He aquí por qué:
* Los parásitos carecen de la capacidad de producir su propia comida. Los árboles, por definición, son plantas leñosas que pueden fotosintetizar y producir su propio alimento. Un verdadero parásito depende completamente de otro organismo (su huésped) para el sustento.
* Las plantas parásitas a menudo son como una vid o arbusto. No son típicamente grandes árboles leñosos como robles o arces.
En lo que puede estar pensando son plantas parásitas que a veces se llaman "estranguladores de árboles". Estas plantas no son en realidad árboles, sino más bien enredaderas Eso puede crecer para ser bastante grande. Comienzan por unirse a un árbol anfitrión, a menudo creciendo su tronco. A medida que la vid crece, envuelve el tronco, y finalmente corta el acceso del huésped a la luz solar y los nutrientes. Esto puede llevar a que el árbol anfitrión sea estrangulado y asesinado, dejando la enredadera parásita de pie sola, apareciendo como un gran "árbol" de aspecto hueco.
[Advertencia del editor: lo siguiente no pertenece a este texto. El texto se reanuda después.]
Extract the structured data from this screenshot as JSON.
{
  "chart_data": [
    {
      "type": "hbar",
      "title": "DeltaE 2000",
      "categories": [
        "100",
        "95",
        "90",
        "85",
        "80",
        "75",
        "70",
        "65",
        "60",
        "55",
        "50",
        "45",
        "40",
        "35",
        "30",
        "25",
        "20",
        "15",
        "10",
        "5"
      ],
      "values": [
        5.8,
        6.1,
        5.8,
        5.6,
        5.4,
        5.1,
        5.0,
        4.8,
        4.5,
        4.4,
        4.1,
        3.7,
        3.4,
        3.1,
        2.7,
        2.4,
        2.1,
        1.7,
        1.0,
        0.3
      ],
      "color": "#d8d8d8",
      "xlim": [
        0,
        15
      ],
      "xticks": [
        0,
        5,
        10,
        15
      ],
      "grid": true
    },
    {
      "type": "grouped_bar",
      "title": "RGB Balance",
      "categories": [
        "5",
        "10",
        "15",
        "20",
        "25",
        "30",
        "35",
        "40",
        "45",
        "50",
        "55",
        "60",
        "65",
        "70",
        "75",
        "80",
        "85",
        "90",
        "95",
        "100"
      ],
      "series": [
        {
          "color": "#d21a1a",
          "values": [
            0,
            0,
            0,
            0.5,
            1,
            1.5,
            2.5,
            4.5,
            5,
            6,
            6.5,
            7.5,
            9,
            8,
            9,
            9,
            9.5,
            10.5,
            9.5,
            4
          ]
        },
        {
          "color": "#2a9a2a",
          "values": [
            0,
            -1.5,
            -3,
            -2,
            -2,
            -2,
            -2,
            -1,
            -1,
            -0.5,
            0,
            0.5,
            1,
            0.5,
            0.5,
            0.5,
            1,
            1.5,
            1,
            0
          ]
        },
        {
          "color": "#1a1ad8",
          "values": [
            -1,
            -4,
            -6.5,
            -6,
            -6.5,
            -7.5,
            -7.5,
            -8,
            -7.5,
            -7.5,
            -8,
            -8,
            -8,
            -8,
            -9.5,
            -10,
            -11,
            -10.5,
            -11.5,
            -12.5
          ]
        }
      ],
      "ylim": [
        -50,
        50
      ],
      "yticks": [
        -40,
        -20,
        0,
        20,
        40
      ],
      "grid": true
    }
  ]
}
Los ejemplos de plantas parásitas que pueden parecerse a los árboles incluyen:
* Strangler Figs (género Ficus): Encontrados en las selvas tropicales, estos higos comienzan creciendo en un árbol anfitrión, eventualmente envolviéndolo y matándolo.
* muérdago: Si bien no es técnicamente un árbol, el muérdago es una planta parásita que crece en las ramas de los árboles, sacando nutrientes de ellos.
Entonces, para responder a su pregunta directamente: No existe un árbol parásito en el verdadero sentido. Sin embargo, hay plantas parásitas que pueden parecer árboles, como los higos de Strangler, que eventualmente pueden matar sus árboles huésped.